Overview of lectures:Overview
Lecture 1 (21.10.96)
The classical Problems
Two thousand and more years ago the Greeks asked the
question whether one can construct with ruler and compass
a square with the same volume as the unit circle, or whether
one construct cube twice is voluminous as a given cube.
The exact answer to these question (no) was given only
in the 18th century.
The way the Greeks posed the question was algorithmical:
find a straight line ruler and compass algorithm such that
given a specified input the out put satisfies other specified
properties.
The way the answer was proven is the leading theme of this course:
The algorithmic description of the problem via ruler and compass
was first replaced by
an equivalent algebraic definition (Galois, Abel).
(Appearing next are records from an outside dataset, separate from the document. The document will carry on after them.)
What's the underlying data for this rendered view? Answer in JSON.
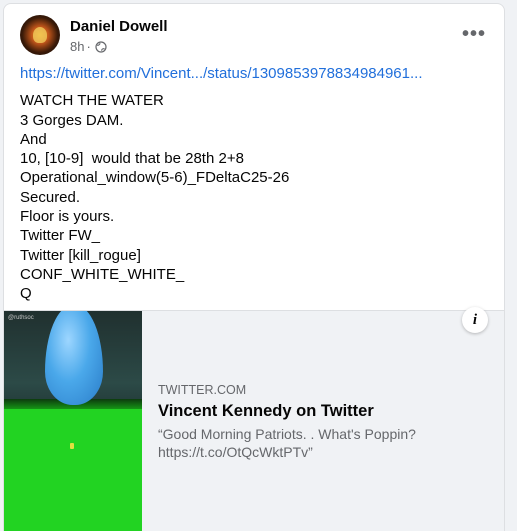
{
  "post": {
    "author": "Daniel Dowell",
    "timestamp": "8h",
    "dot": "·",
    "more_label": "•••",
    "link": "https://twitter.com/Vincent.../status/1309853978834984961...",
    "lines": [
      "WATCH THE WATER",
      "3 Gorges DAM.",
      "And",
      "10, [10-9]  would that be 28th 2+8",
      "Operational_window(5-6)_FDeltaC25-26",
      "Secured.",
      "Floor is yours.",
      "Twitter FW_",
      "Twitter [kill_rogue]",
      "CONF_WHITE_WHITE_",
      "Q"
    ]
  },
  "preview": {
    "domain": "TWITTER.COM",
    "title": "Vincent Kennedy on Twitter",
    "description": "“Good Morning Patriots. . What's Poppin? https://t.co/OtQcWktPTv”",
    "info_label": "i",
    "thumbnail_watermark": "@ruthsoc"
  },
  "icons": {
    "avatar": "avatar-image",
    "privacy": "globe-icon",
    "more": "more-options-icon",
    "info": "info-icon"
  },
  "colors": {
    "link": "#216fdb",
    "page_bg": "#f0f2f5",
    "card_bg": "#ffffff",
    "text": "#050505",
    "secondary": "#65676b"
  }
}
Only then methods could be applied
to show non-definability in this algebraic framework
(Galois, Abel, Lindemann).
For our interest here the important message lies in the
establishement of the equivalence of objects constructed
from given objects via straight line ruler and compass algorithms and
the definability in algebraic terms of the required object.
In other words, two frameworks were proven equivalent:
an algorithmic way of construction or recognizing objects
and a descriptive way of defining objects.
Regular languages
A first example of an equivalence between algorithmic and descriptive
ways of recognizing objects relevant to Computing Science
is Kleene's theorem which states that a set of strings
is recognizable
by a finite automata iff it can be described by a
regular expression. You should know this theorem from
the course Automata and Formal Language Theory (xxxxx).
The formalism of regular expressions is still rather
algorithmical. Another way of talking about strings
consists in talking about the positions of a letter as
a linear order, and to say that a certain letter occurs in
the a certain position as a property of the position.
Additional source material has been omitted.